Quiero terminar esta columna, respondiendo la pregunta inicial. Entiendo que muchas digan que solo estamos para conmemorar el día de las mujeres, pero en lo personal, creo que también hay razones para celebrarlo. En primer lugar, celebrar la belleza natural del género femenino; en segundo, celebrar mucho de lo que han hecho tanto en la esfera pública como en la privada; y en tercer lugar celebrar justamente lo que ellas han logrado a través de su lucha feminista.

 

Se vale únicamente conmemorar, pero también creo se vale celebrar, aunque hoy no vivamos en una realidad completamente a favor de ellas. Podemos celebrar a grandes mujeres, a grandes mexicanas, a grandes mexiquenses. Celebremos a congresistas que han puesto sobre la tribuna la importancia del rol de la mujer en la política: Patricia Mercado, Ivonne Ortega, Ana Lilia Herrera, Laura Barrera, Angélica de la Peña. Celebremos que hoy somos el país en el mundo con mayor equidad de género tanto en el Congreso Federal como en los locales; celebremos que tenemos a académicas como Flavia Freidenberg y Denisse Dresser que día a día respaldan la lucha desde la Ciencia Política.

 

Es posible celebrar también que hay más espacios dentro de la administración pública para mujeres valientes, fuertes e inteligentes: Marcela González, Melissa Vargas, Ivette Tinoco, o la misma titular de la Secretaría de la mujer en el Estado de México, Isabel Sánchez Olguín.

 

Celebrar al género femenino en el periodismo mexiquense: Gina Serrano; Lorena Rodríguez; Yoselyn Velázquez; Melissa Nava o Greta Díaz González; solo por mencionar algunas. Celebrar la vida y gran obra de la gran literata toluqueña Mauricia Moreno.

 

Celebrar a mujeres que han puesto en alto el nombre de México: Adriana Barraza, Soraya Jiménez, Nancy Contreras. Celebrar a muchísimas otras mujeres, que, desde la esfera de la educación, ya sea pública o privada, han aportado su granito de arena a través de tantas generaciones del Valle de Toluca: la maestra Irma Zárate; Enny Negrete o incluso, lo digo con orgullo, mi misma madre.

 

Celebrar que hoy tenemos por primera vez a una candidata a la Rectoría de nuestra máxima casa de estudios, la Doctora Yolanda Ballesteros, quien como mujer representa el trabajo y esfuerzo de otras grandes académicas de nuestra universidad como las doctoras Manzur; las académicas Martha Nateras; Argelia Díaz; Irene Caballero; Alicia Tinoco; Verónica Ocaña; Rosa Ma. Almazán; Guillermina Díaz de la FCPyS; la maestra Celia Guzmán de la facultad de turismo; la Mtra. Frazzy González de la facultad de química, entre otras. Incluso la gran doctora Aurora López, gran académica, profesional y servidora pública, que ha dado gran parte de su vida a la institución verde y oro y que hizo de la escuela de enfermería una facultad, donde laboran otras grandes académicas como la Dra.
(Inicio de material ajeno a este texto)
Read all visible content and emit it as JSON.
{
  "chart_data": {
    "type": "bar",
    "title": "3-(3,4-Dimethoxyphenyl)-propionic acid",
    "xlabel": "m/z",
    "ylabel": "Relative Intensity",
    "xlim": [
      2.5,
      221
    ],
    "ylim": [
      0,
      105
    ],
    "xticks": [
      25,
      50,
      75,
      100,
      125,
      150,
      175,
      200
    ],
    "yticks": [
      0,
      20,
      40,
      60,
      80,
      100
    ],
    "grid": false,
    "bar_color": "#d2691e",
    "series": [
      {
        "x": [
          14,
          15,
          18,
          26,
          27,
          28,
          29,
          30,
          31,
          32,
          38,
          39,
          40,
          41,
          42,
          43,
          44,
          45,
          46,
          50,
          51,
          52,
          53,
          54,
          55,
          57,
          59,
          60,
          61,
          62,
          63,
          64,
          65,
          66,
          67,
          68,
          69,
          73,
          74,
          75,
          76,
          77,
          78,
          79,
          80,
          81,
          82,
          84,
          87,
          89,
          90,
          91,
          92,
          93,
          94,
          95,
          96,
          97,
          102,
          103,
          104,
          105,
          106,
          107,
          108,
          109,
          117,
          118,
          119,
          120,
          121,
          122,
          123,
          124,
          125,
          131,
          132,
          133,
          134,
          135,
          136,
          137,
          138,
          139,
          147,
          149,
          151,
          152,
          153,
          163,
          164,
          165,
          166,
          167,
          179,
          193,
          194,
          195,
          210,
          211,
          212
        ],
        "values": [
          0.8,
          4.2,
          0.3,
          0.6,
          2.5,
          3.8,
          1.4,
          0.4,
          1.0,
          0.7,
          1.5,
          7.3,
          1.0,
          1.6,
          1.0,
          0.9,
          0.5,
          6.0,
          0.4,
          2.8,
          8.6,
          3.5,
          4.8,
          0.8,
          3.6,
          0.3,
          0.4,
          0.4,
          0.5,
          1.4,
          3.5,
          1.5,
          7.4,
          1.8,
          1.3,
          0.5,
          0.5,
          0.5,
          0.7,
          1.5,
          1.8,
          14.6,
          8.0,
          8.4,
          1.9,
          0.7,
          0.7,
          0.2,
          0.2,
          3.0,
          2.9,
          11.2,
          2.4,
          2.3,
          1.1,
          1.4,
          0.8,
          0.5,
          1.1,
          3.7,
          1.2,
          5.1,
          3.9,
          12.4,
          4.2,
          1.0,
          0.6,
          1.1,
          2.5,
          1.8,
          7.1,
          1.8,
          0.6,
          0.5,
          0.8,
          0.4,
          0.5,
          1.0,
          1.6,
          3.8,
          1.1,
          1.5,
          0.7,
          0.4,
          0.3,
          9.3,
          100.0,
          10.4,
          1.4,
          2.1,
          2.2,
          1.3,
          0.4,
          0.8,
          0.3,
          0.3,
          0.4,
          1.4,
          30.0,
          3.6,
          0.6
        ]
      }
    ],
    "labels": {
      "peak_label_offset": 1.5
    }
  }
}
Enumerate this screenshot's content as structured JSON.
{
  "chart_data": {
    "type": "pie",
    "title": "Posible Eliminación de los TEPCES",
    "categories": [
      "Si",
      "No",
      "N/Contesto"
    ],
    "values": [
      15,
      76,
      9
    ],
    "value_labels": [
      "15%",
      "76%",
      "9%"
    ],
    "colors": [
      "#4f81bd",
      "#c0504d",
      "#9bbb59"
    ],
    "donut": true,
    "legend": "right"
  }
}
Brenda Chacón.

 

Celebrar a nuestras madres y abuelas, que valientes han caminado su andar, y en medida de lo posible lo han hecho sonrientes. Y es ahora cuando cito al escritor Benito Lucero: “Mujer valiente es la que sonriente vence a la adversidad y no teme a la soledad, mujer valiente es la que no teme amar y sabe perdonar”.

 

Para ellas, para todas las mujeres, todas distintas pero todas valiosas. Para ellas, para mi madre, mi abuela y mis tías que no tuvieron que sensibilizarme ante la mujer, porque con su ejemplo de amor y respeto me lo dijeron todo, y quienes con su mismo ejemplo harán de las futuras generaciones grandes semilleros de mujeres valientes: Regina, Paulina, Elisa.

 

Por ustedes mujeres, sigan adelante, tienen en nosotros a muchos aliados, y con nosotros o sin nosotros cada día dan pasos agigantados.